To solve for the absolute minimum (if it exists), we find the local extreme by finding the first derivative f'(x) and equating f'(x) to 0.

f(x) = 2x (e^(2x)). Using the product rule and chain rule,

f'(x) = [2][e^(2x)] + [2x] [2e^(2x)]. Factoring out 2e^(2x), we have
f'(x) = [2e^(2x)] [1 + 2x]. Now, making f'(x) = 0,

0 = [2e^(2x)] [1 + 2x]

Which means we equate both of those bracketed terms to 0. There will be no solution for 2e^(2x) = 0 {I'll leave that part as homework for you. We can equate the other one to 0, though.

1 + 2x = 0, means
2x = -1, or
x = -1/2

Now, we determine if it is a local minimum or maximum by testing a value greater than -1/2 and less than -1/2 for
f'(x) = [2e^(2x)] [1 + 2x]. What we're testing for is positivity/negativity.

Test a value greater than -1/2, 0:
f'(x) = [positive][positive] = positive. Therefore, f is increasing from [-1/2, infinity).
Test a value less than -1/2, -1:
f'(x) = [positive] [negative] = negative. Therefor, f is decreasing on (-infinity, -1/2]

That means we have a local minimum at x = -1/2.
The actual local minimum would be
f(-1/2) = 2(-1/2)e^(2*(-1/2)) = (-1)e^(-1) = -1/e

f is decreasing from (-infinity, -1/2]
f is increasing from [1/2, infinity)

Since it is the ONLY minimum, it is the absolute minimum.

(c) The range of f is dependent on the absolute minimum value. Since we know what the minimum is, f(x) would be defined from that minimum point onward. The range is [-1/e, infinity).

I'll let you solve (d) on your own.

Answer 2

a) for the limits at infinity, you can rearrange the function into a ratio and apply L'Hopital's rule. Though it should be obvious from inspection that the limit at positive infinity does not exist, you need to use L'Hopital's rule to show it if you mean to do the problem correctly. Doing the limit at negative infinity in my head, I am getting 0.

b) this will be the value of the limit at negative infinity.

c) the range starts with the answer to (b) and goes up to infinity. Don't include the lower endpoint, because that value is a limit which the function does not actually acheive for any real value of the variable.
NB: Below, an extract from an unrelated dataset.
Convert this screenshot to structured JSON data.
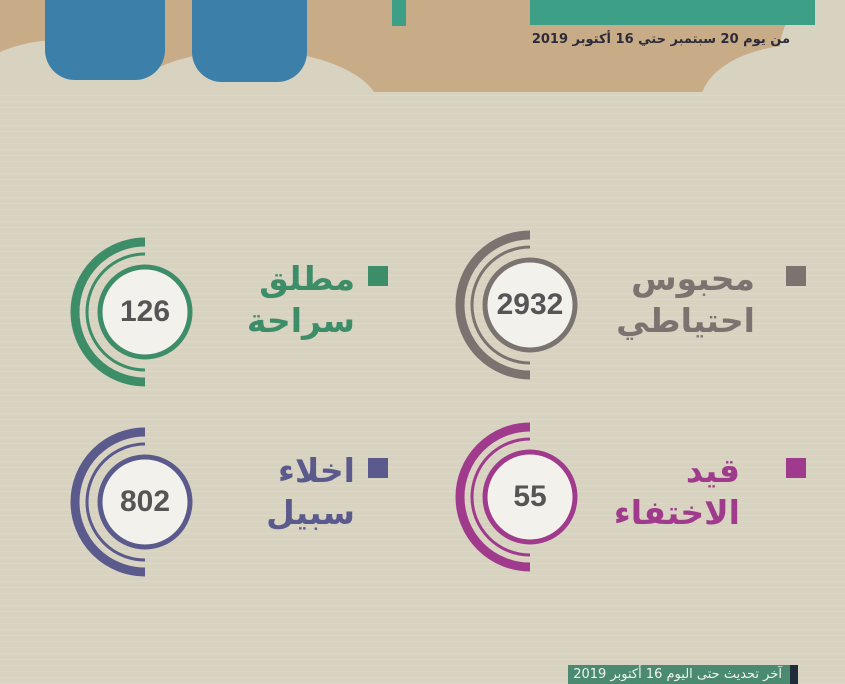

d) this is a simple application of L'Hopital's rule, where you do the same thing as in part (a) but with "b" in place of "2".

Answer 3

hi, permit f be the function given via f(x) = |x|. Which of right here statements approximately f are authentic? a million. f is non-give up at x = 0 2. f is differential at x = 0 3. f has an absolute minimum at x = 0 <==answer The graph is V formed, beginning up from its vertex at (0,0). for this reason, 0 is an absolute minimum of the graph. i desire that enables!! :-)

Answer 4

\d\ y=bx*exp(bx);
formula: if y=uv, then y’ = uv’ +u’v;
formula: if y=f(u), then ‘y = (df/du)*u’
y’ = bx*exp(bx)*b + b*exp(bx) = b* exp(bx) * (bx+1) = 0; b*exp(bx) is never =0, thus x1=-1/b and y(x1) = b*(-1/b) *exp(-b/b) = -1/e, that is does not depend on b;
Now find y’’; here xy’ = y*(bx+1); derive both parts! y’+xy’’ = yb +y’bx + y’ or y’’ = b(y+y’)/x and y’’(x1) = (-b/e +0)/(-1/b) = b^2/e > 0 means local min!
Now if bx - - > -inf, then y - - > 0, and 0 is greater than –1/e
Now if bx - - > +inf, then y - - > +inf; that means the point [-1/b, -1/e] is also the abs min!